5.2. Access to One's Personal Data under Section 7 of the DP Code vs. Access to Banking Documents under Section 119 of the Consolidated Banking Statute. A distinction should be drawn between the right to access one's personal data under section 7 of the DP code and the right to access banking documents under section 119 of the Consolidated Banking Statute.
Unlike section 7 of the DP Code, the CBS grants every customer, the customer's assigns and/or anyone managing the customer's estate the right to obtain a copy of banking documents and instruments regardless of whether they contain personal data related to the data subject.
The right in question envisages no restrictions on the disclosure of the information contained in the requested documents – including personal data relating to third parties – nor is even a partial blanking of that information provided for.

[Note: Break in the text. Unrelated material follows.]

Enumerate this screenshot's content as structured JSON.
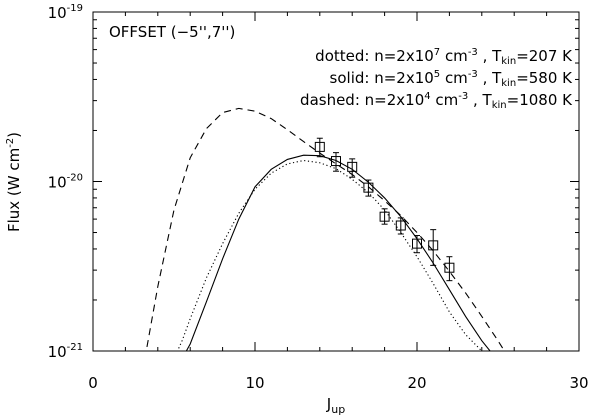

Customers are charged a fee for the exercise of this right.
5.3. Access to the Data Related to A Deceased Person (Section 9 of the DP Code). Under Italy's DP legislation, the right to access the data related to a deceased person may be exercised "by anyone with a vested interest therein, or else acting to protect the data subject, or else on account of family-related reasons deserving to be upheld." (section 9(3) of the DP Code) Therefore, any entity fulfilling any of the above conditions is entitled to exercise the access right to personal data related to a deceased person – including banking and financial information.
This means that a bank is required to provide intelligible information to the entities mentioned in section 9(3) of the DP Code on a deceased person's assets, bank transactions, bearer deposits (including accounts closed by third parties after the person passed away), the date on which closure of an account was ordered and/or the date on which the balance of the relevant account was transferred to another account.
Conversely, any information that is personal data related to third parties (not to the data subject) may not be disclosed (see sections 7 and 9(3) of the DP Code). For instance, it is not allowed to communicate the name of the payee of the balance of the deceased person's account because this information does not relate to the deceased customer, but to a third party – of course, this does not apply if the account was held jointly by the applicant for access and the deceased person. By the same token, it is not permitted to grant a request for access to the personal data relating to a deceased person if the request is aimed at becoming apprised specifically of the name of the person the deceased had entrusted with performing certain banking transactions.
5.4. Access to Personal Data under Section 7 of the DP Code and Bankruptcy Proceedings. The right of access under section 7 of the DP Code may be exercised by a bankrupt where the latter has been disqualified – on account of the bankruptcy declaration – from managing his/her estate. Management of the bankrupt's estate as committed to the receiver does not include personal rights, which may be exercised without the receiver's authorisation and/or interposition.